A review on technological aspects of different PWM techniques and its comparison based on different performance parameters

Abstract

AbstractUse of Pulse Width Modulation (PWM) techniques has enabled the converters to be used in low‐frequency high‐power applications. The main objectives of PWM are to reduce the line current harmonic, switching energy loss, and torque pulsation and motor acoustic noise (for motor drive applications). This paper mainly deals with selective harmonic elimination PWM (SHEPWM), Hysteresis current controlled PWM (HCPWM), space vector PWM (SVPWM), bus‐clamping PWM (BCPWM), and the most advanced wavelet PWM technique (WPWM).
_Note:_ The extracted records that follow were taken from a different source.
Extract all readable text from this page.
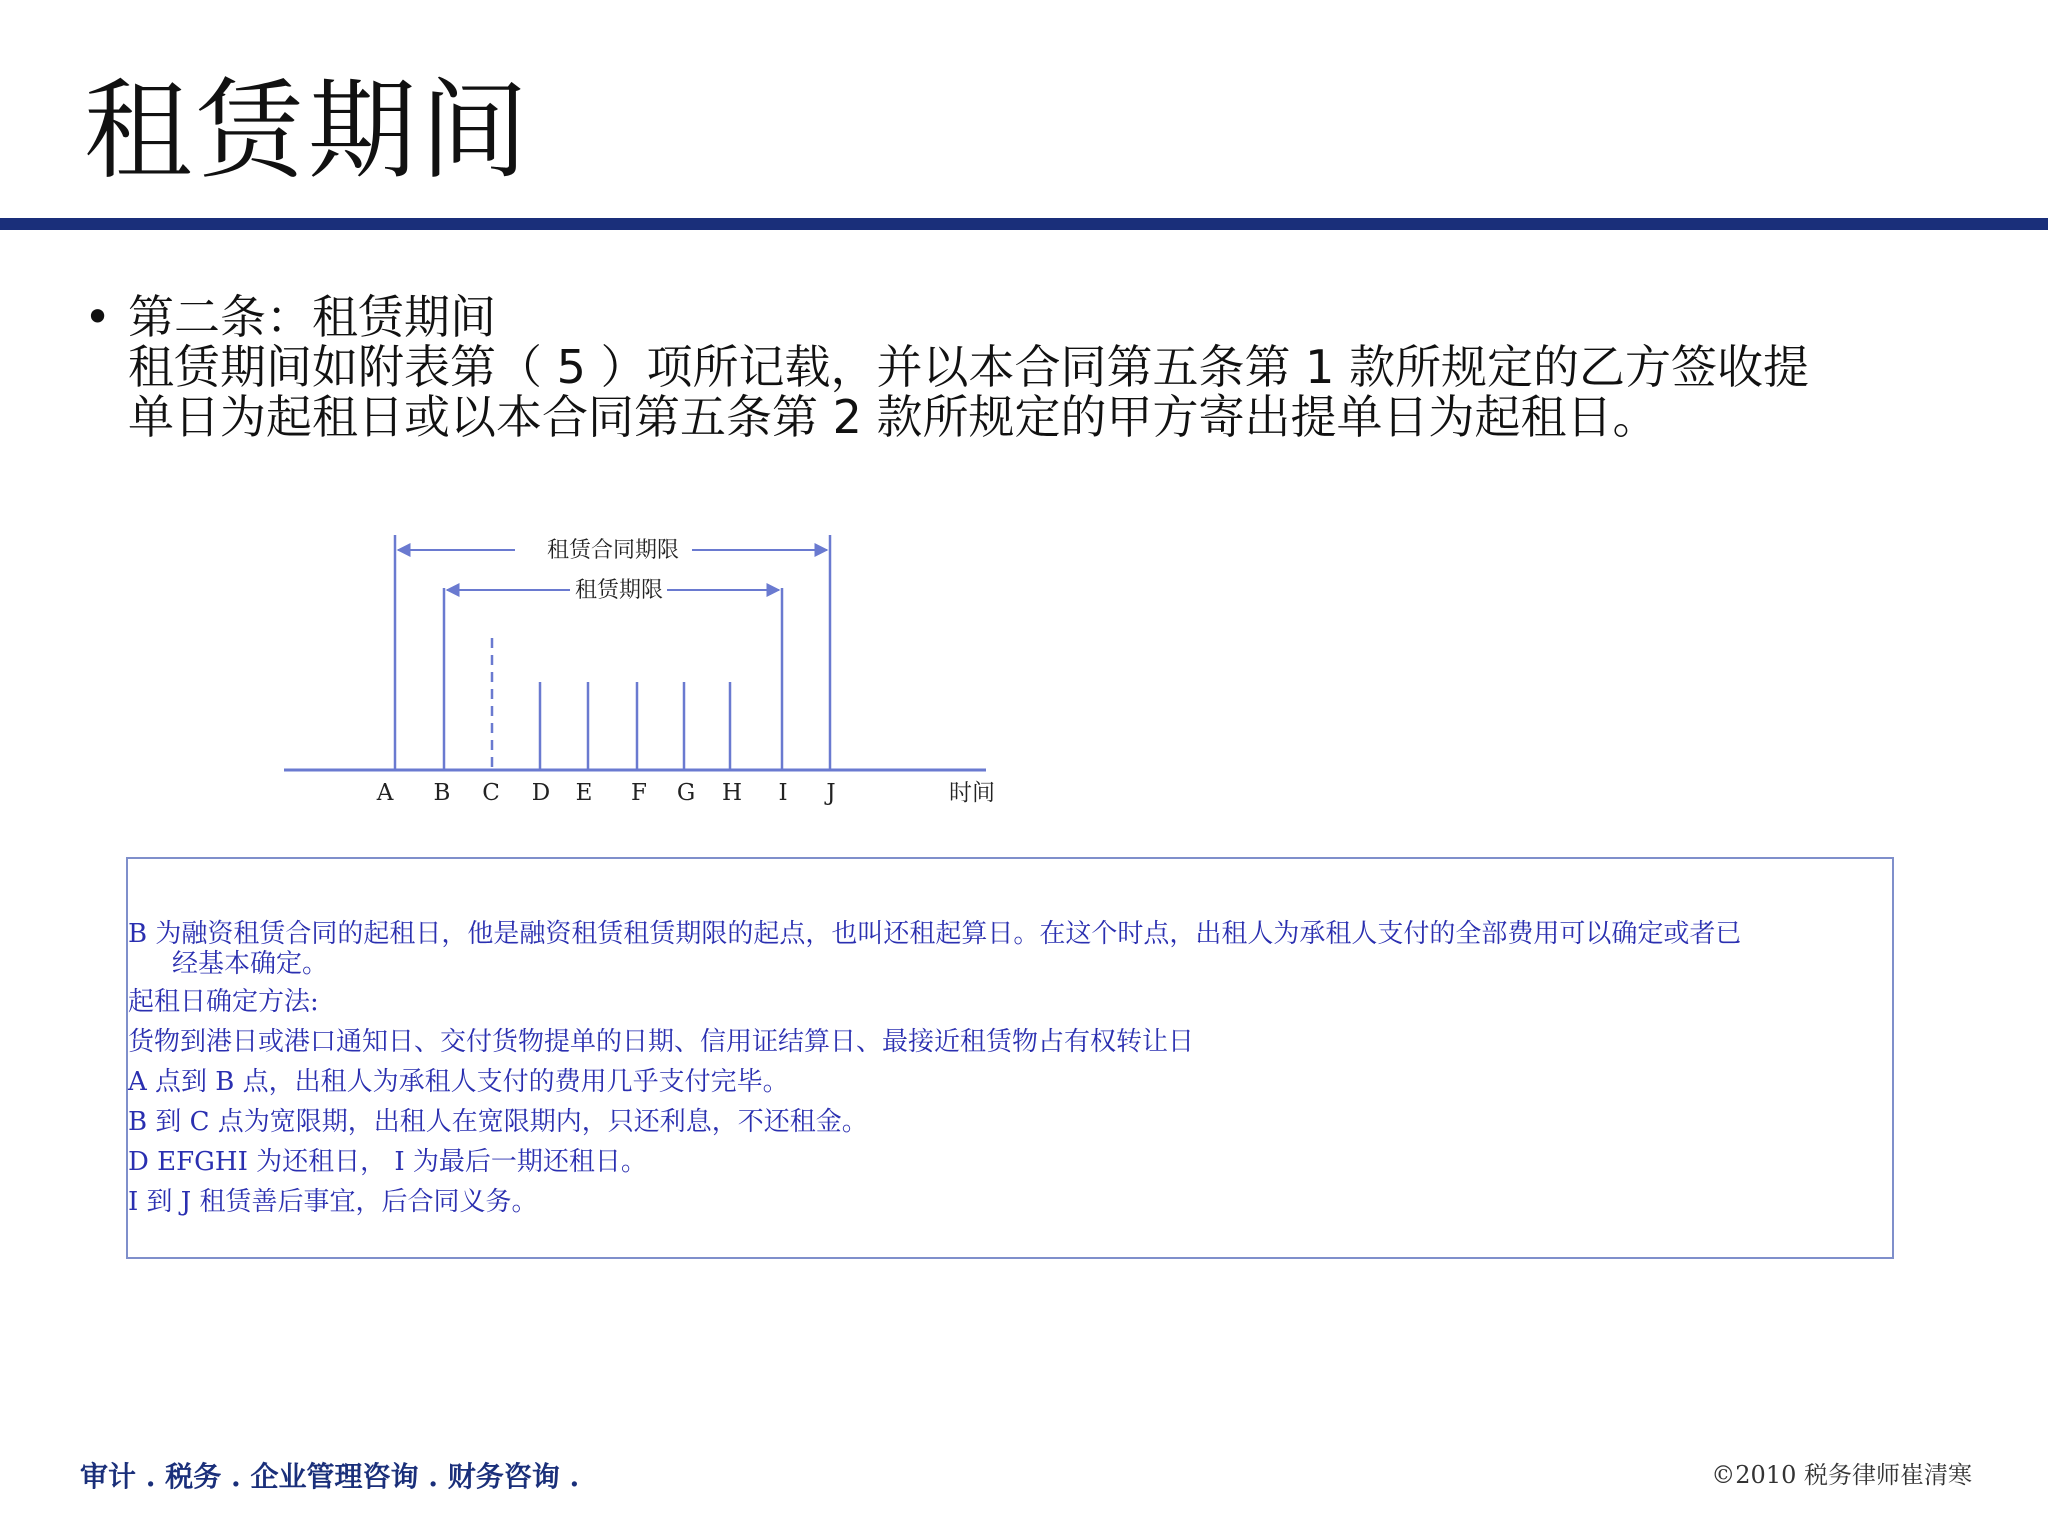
租赁期间
• 第二条：租赁期间
租赁期间如附表第（ 5 ）项所记载，并以本合同第五条第 1 款所规定的乙方签收提
单日为起租日或以本合同第五条第 2 款所规定的甲方寄出提单日为起租日。
租赁合同期限
租赁期限
A B C D E F G H I J	时间
B 为融资租赁合同的起租日，他是融资租赁租赁期限的起点，也叫还租起算日。在这个时点，出租人为承租人支付的全部费用可以确定或者已
经基本确定。
起租日确定方法:
货物到港日或港口通知日、交付货物提单的日期、信用证结算日、最接近租赁物占有权转让日
A 点到 B 点，出租人为承租人支付的费用几乎支付完毕。
B 到 C 点为宽限期，出租人在宽限期内，只还利息，不还租金。
D EFGHI 为还租日， I 为最后一期还租日。
I 到 J 租赁善后事宜，后合同义务。
审计 . 税务 . 企业管理咨询 . 财务咨询 .	©2010 税务律师崔清寒
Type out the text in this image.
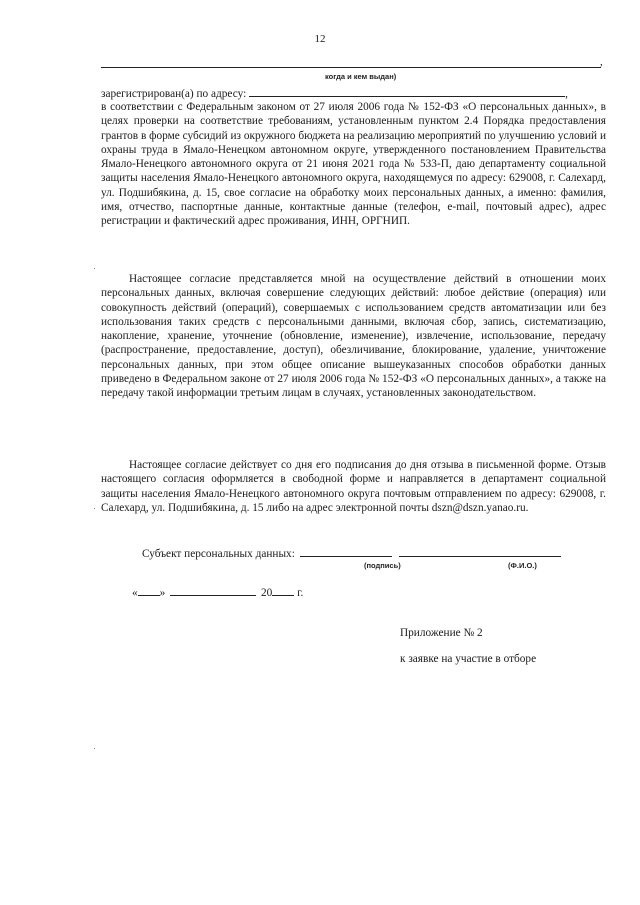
12
,
когда и кем выдан)
зарегистрирован(а) по адресу:	,

в соответствии с Федеральным законом от 27 июля 2006 года № 152-ФЗ «О персональных данных», в целях проверки на соответствие требованиям, установленным пунктом 2.4 Порядка предоставления грантов в форме субсидий из окружного бюджета на реализацию мероприятий по улучшению условий и охраны труда в Ямало-Ненецком автономном округе, утвержденного постановлением Правительства Ямало-Ненецкого автономного округа от 21 июня 2021 года № 533-П, даю департаменту социальной защиты населения Ямало-Ненецкого автономного округа, находящемуся по адресу: 629008, г. Салехард, ул. Подшибякина, д. 15, свое согласие на обработку моих персональных данных, а именно: фамилия, имя, отчество, паспортные данные, контактные данные (телефон, e-mail, почтовый адрес), адрес регистрации и фактический адрес проживания, ИНН, ОРГНИП.

Настоящее согласие представляется мной на осуществление действий в отношении моих персональных данных, включая совершение следующих действий: любое действие (операция) или совокупность действий (операций), совершаемых с использованием средств автоматизации или без использования таких средств с персональными данными, включая сбор, запись, систематизацию, накопление, хранение, уточнение (обновление, изменение), извлечение, использование, передачу (распространение, предоставление, доступ), обезличивание, блокирование, удаление, уничтожение персональных данных, при этом общее описание вышеуказанных способов обработки данных приведено в Федеральном законе от 27 июля 2006 года № 152-ФЗ «О персональных данных», а также на передачу такой информации третьим лицам в случаях, установленных законодательством.

Настоящее согласие действует со дня его подписания до дня отзыва в письменной форме. Отзыв настоящего согласия оформляется в свободной форме и направляется в департамент социальной защиты населения Ямало-Ненецкого автономного округа почтовым отправлением по адресу: 629008, г. Салехард, ул. Подшибякина, д. 15 либо на адрес электронной почты dszn@dszn.yanao.ru.

Субъект персональных данных:
(подпись)	(Ф.И.О.)
« »	20 г.
Приложение № 2
к заявке на участие в отборе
Different conventional as well as advanced soft computing techniques have been discussed for SHEPWM in order to solve the complex non‐linear transcendental equations and obtain the optimized switching angles. The paper also deals with different conventional and advanced bus clamping sequences that have shown superior result in mitigating the switching loss. In order to judge the true performance of SHEPWM and CSVPWM in terms of accuracy of obtaining the switching angles, convergence rate, THD, torque ripple, switching energy loss, etc., a common experimental test bench consisting of three‐phase, two‐level, six switch inverter coupled with a 2 hp, 50 Hz, three‐phase induction machine has been formed. The selected BIA‐based SHEPWM and CSVPWM have been implemented in the MATLAB simulation software, and the same has also been applied to the experimental test bench through dSPACE 1104 DAC card. Performance of HCPWM and different BC‐PWM sequences has also been verified using the same experimental test bench. This manuscript will help the researches and practitioners working in this field, to gain a clear idea about the type of PWM to be used for their specific application in order to achieve superior performance.